Department of Surgery, Division of Urology, McGill University, Montreal, Quebec, Canada; Department of Urology, Saint-Louis Hospital, Assistance Publique Hôpitaux de Paris, Paris, France.
University of Southern California Institute of Urology, University of Southern California/Norris Comprehensive Cancer Center, Los Angeles, CA, USA.
Eur Urol. 2014 Jul;66(1):120-37. doi: 10.1016/j.eururo.2014.02.038. Epub 2014 Feb 26.
Aims of bladder preservation in muscle-invasive bladder cancer (MIBC) are to offer a quality-of-life advantage and avoid potential morbidity or mortality of radical cystectomy (RC) without compromising oncologic outcomes. Because of the lack of a completed randomised controlled trial, oncologic equivalence of bladder preservation modality treatments compared with RC remains unknown.
This systematic review sought to assess the modern bladder-preservation treatment modalities, focusing on trimodal therapy (TMT) in MIBC.
A systematic literature search in the PubMed and Cochrane databases was performed from 1980 to July 2013.
Optimal bladder-preservation treatment includes a safe transurethral resection of the bladder tumour as complete as possible followed by radiation therapy (RT) with concurrent radiosensitising chemotherapy. A standard radiation schedule includes external-beam RT to the bladder and limited pelvic lymph nodes to an initial dose of 40 Gy, with a boost to the whole bladder to 54 Gy and a further tumour boost to a total dose of 64-65 Gy. Radiosensitising chemotherapy with phase 3 trial evidence in support exists for cisplatin and mitomycin C plus 5-fluorouracil. A cystoscopic assessment with systematic rebiopsy should be performed at TMT completion or early after TMT induction. Thus, nonresponders are identified early to promptly offer salvage RC. The 5-yr cancer-specific survival and overall survival rates range from 50% to 82% and from 36% to 74%, respectively, with salvage cystectomy rates of 25-30%. There are no definitive data to support the benefit of using of neoadjuvant or adjuvant chemotherapy. Critical to good outcomes is proper patient selection. The best cancers eligible for bladder preservation are those with low-volume T2 disease without hydronephrosis or extensive carcinoma in situ.

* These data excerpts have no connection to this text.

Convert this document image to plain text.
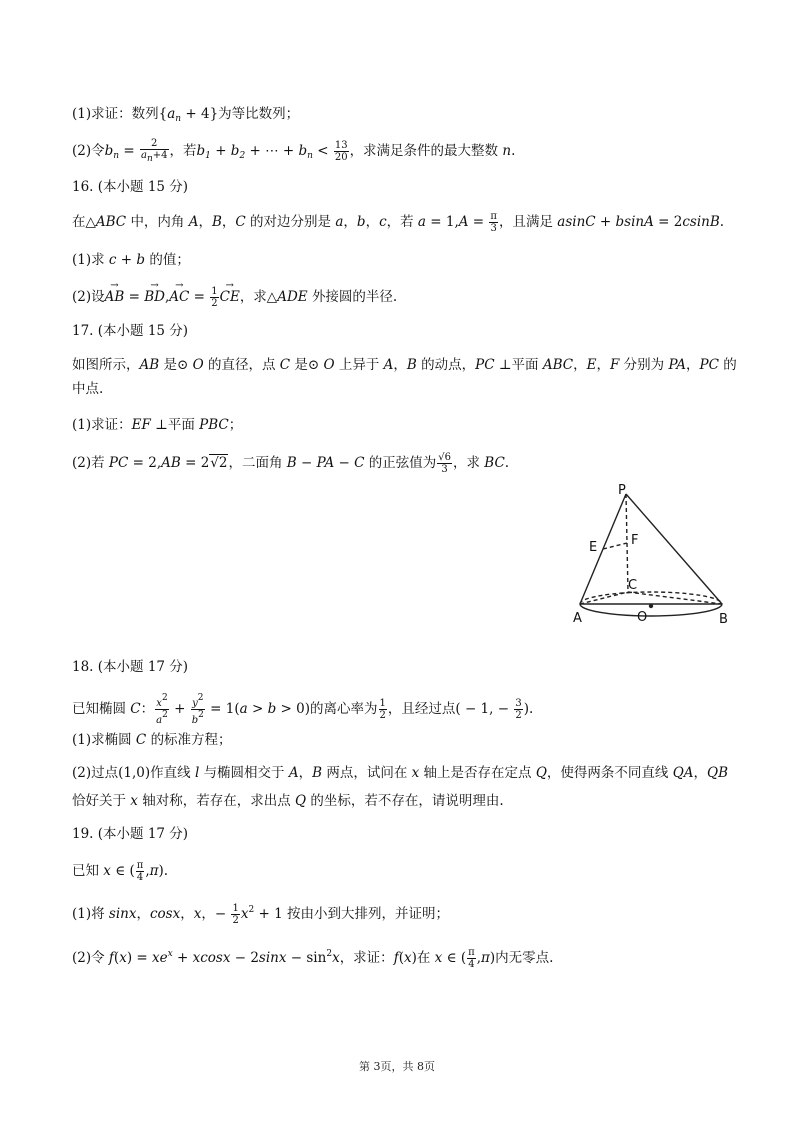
(1)求证：数列$\{a_n + 4\}$为等比数列；
(2)令$b_n = \frac{2}{an+4}$ ，若$b_1 + b_2$ + ⋯ + $b_n < \frac{13}{20}$ ，求满足条件的最大整数 n.
16. (本小题 15 分)
在△ABC 中，内角 A，B，C 的对边分别是 a，b，c，若 $a = 1,A = \frac{\pi}{3}$ ，且满足 asinC + bsinA = 2csinB.
(1)求 c + b 的值；
(2)设→ AB = → BD,→ AC = $\frac{1}{2}$
→ CE，求△ADE 外接圆的半径.
17. (本小题 15 分)
如图所示，AB 是⊙ O 的直径，点 C 是⊙ O 上异于 A，B 的动点，PC ⊥平面 ABC，E，F 分别为 PA，PC 的
中点.
(1)求证：EF ⊥平面 PBC；
(2)若 PC = 2,AB = 2√2，二面角 B − PA − C 的正弦值为 $\frac{√6}{3}$ ，求 BC.
P
E	F
C
A	O	B
18. (本小题 17 分)
已知椭圆 C： $\frac{x2}{a2} + \frac{y2}{b2} = 1(a > b > 0)$的离心率为 $\frac{1}{2}$ ，且经过点( − 1, − $\frac{3}{2}$ ).
(1)求椭圆 C 的标准方程；
(2)过点(1,0)作直线 l 与椭圆相交于 A，B 两点，试问在 x 轴上是否存在定点 Q，使得两条不同直线 QA，QB
恰好关于 x 轴对称，若存在，求出点 Q 的坐标，若不存在，请说明理由.
19. (本小题 17 分)
已知 x ∈ ( $\frac{\pi}{4} ,\pi$).
(1)将 sinx，cosx，x，− $\frac{1}{2} x^2 + 1$ 按由小到大排列，并证明；
(2)令 $f(x) = xe^x + xcosx - 2\sin x - \sin^2x$，求证：f(x)在 x ∈ ( $\frac{\pi}{4} ,\pi$)内无零点.
第 3页，共 8页
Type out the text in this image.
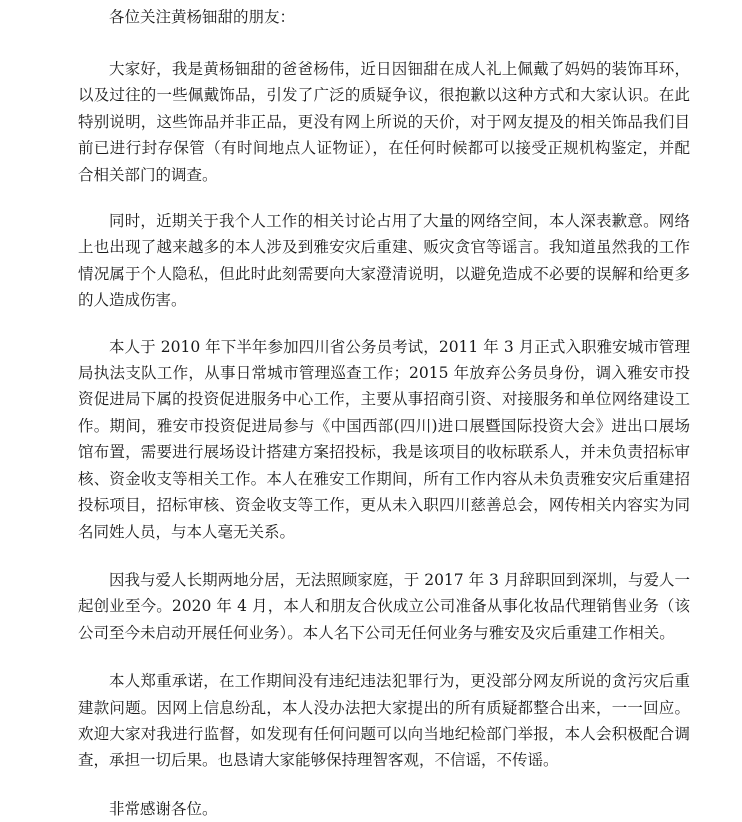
各位关注黄杨钿甜的朋友：

大家好，我是黄杨钿甜的爸爸杨伟，近日因钿甜在成人礼上佩戴了妈妈的装饰耳环，以及过往的一些佩戴饰品，引发了广泛的质疑争议，很抱歉以这种方式和大家认识。在此特别说明，这些饰品并非正品，更没有网上所说的天价，对于网友提及的相关饰品我们目前已进行封存保管（有时间地点人证物证），在任何时候都可以接受正规机构鉴定，并配合相关部门的调查。

同时，近期关于我个人工作的相关讨论占用了大量的网络空间，本人深表歉意。网络上也出现了越来越多的本人涉及到雅安灾后重建、贩灾贪官等谣言。我知道虽然我的工作情况属于个人隐私，但此时此刻需要向大家澄清说明，以避免造成不必要的误解和给更多的人造成伤害。

本人于 2010 年下半年参加四川省公务员考试，2011 年 3 月正式入职雅安城市管理局执法支队工作，从事日常城市管理巡查工作；2015 年放弃公务员身份，调入雅安市投资促进局下属的投资促进服务中心工作，主要从事招商引资、对接服务和单位网络建设工作。期间，雅安市投资促进局参与《中国西部(四川)进口展暨国际投资大会》进出口展场馆布置，需要进行展场设计搭建方案招投标，我是该项目的收标联系人，并未负责招标审核、资金收支等相关工作。本人在雅安工作期间，所有工作内容从未负责雅安灾后重建招投标项目，招标审核、资金收支等工作，更从未入职四川慈善总会，网传相关内容实为同名同姓人员，与本人毫无关系。

因我与爱人长期两地分居，无法照顾家庭，于 2017 年 3 月辞职回到深圳，与爱人一起创业至今。2020 年 4 月，本人和朋友合伙成立公司准备从事化妆品代理销售业务（该公司至今未启动开展任何业务）。本人名下公司无任何业务与雅安及灾后重建工作相关。

本人郑重承诺，在工作期间没有违纪违法犯罪行为，更没部分网友所说的贪污灾后重建款问题。因网上信息纷乱，本人没办法把大家提出的所有质疑都整合出来，一一回应。欢迎大家对我进行监督，如发现有任何问题可以向当地纪检部门举报，本人会积极配合调查，承担一切后果。也恳请大家能够保持理智客观，不信谣，不传谣。

非常感谢各位。
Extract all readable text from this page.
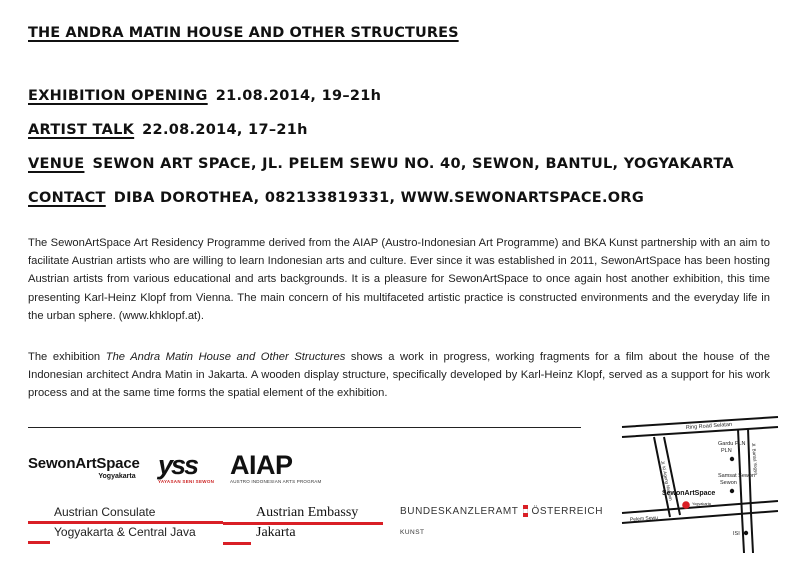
THE ANDRA MATIN HOUSE AND OTHER STRUCTURES
EXHIBITION OPENING 21.08.2014, 19–21h
ARTIST TALK 22.08.2014, 17–21h
VENUE SEWON ART SPACE, JL. PELEM SEWU NO. 40, SEWON, BANTUL, YOGYAKARTA
CONTACT DIBA DOROTHEA, 082133819331, WWW.SEWONARTSPACE.ORG

The SewonArtSpace Art Residency Programme derived from the AIAP (Austro-Indonesian Art Programme) and BKA Kunst partnership with an aim to facilitate Austrian artists who are willing to learn Indonesian arts and culture. Ever since it was established in 2011, SewonArtSpace has been hosting Austrian artists from various educational and arts backgrounds. It is a pleasure for SewonArtSpace to once again host another exhibition, this time presenting Karl-Heinz Klopf from Vienna. The main concern of his multifaceted artistic practice is constructed environments and the everyday life in the urban sphere. (www.khklopf.at).

The exhibition The Andra Matin House and Other Structures shows a work in progress, working fragments for a film about the house of the Indonesian architect Andra Matin in Jakarta. A wooden display structure, specifically developed by Karl-Heinz Klopf, served as a support for his work process and at the same time forms the spatial element of the exhibition.

SewonArtSpace
Yogyakarta yss
YAYASAN SENI SEWON
AIAP
AUSTRO INDONESIAN ARTS PROGRAM
Austrian Consulate
Yogyakarta & Central Java
Austrian Embassy
Jakarta
BUNDESKANZLERAMT ÖSTERREICH
KUNST
Ring Road Selatan
Jl. Ki Ageng Mukmin
Jl. Bantul Yogya
Pelem Sewu
Gardu PLN
PLN
Samsat Sewon
Sewon
ISI
SewonArtSpace
Yogyakarta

A growing body of accumulated data suggests that bladder preservation with TMT leads to acceptable outcomes and therefore may be considered a reasonable treatment option in well-selected patients.
Treatment based on a combination of resection, chemotherapy, and radiotherapy as bladder-sparing strategies may be considered as a reasonable treatment option in properly selected patients.
肌层浸润性膀胱癌(MIBC)保留膀胱的目的是提供生活质量优势,避免根治性膀胱切除术(RC)的潜在发病率或死亡率,同时不影响肿瘤学结果。由于缺乏完成的随机对照试验,保留膀胱模式治疗与 RC 的肿瘤学等效性仍然未知。
本系统评价旨在评估现代膀胱保留治疗方法,重点是 MIBC 的三联疗法(TMT)。
对 PubMed 和 Cochrane 数据库进行了系统的文献检索,检索时间从 1980 年至 2013 年 7 月。
最佳的膀胱保留治疗包括尽可能安全地经尿道膀胱肿瘤切除术(TURBT),然后进行放射治疗(RT),同时进行放射增敏化疗。标准的放射治疗方案包括对膀胱和有限的盆腔淋巴结进行外照射 RT,初始剂量为 40 Gy,对整个膀胱进行 54 Gy 的加量照射,对肿瘤进行 64-65 Gy 的进一步加量照射。顺铂和丝裂霉素 C 联合 5-氟尿嘧啶的 3 期临床试验证据支持使用放射增敏化疗。在 TMT 完成或 TMT 诱导后早期应进行膀胱镜评估和系统再活检。因此,早期识别无反应者,以便及时提供挽救性 RC。5 年癌症特异性生存率和总生存率分别为 50%至 82%和 36%至 74%,挽救性膀胱切除术率为 25-30%。没有明确的数据支持使用新辅助或辅助化疗的益处。良好结局的关键是正确的患者选择。最适合保留膀胱的癌症是那些没有肾积水或广泛原位癌的低体积 T2 疾病。
越来越多的累积数据表明,TMT 保留膀胱可获得可接受的结果,因此在选择合适的患者时可以考虑作为合理的治疗选择。
基于切除、化疗和放疗相结合的膀胱保留策略的治疗方法可能被认为是适当选择的患者的合理治疗选择。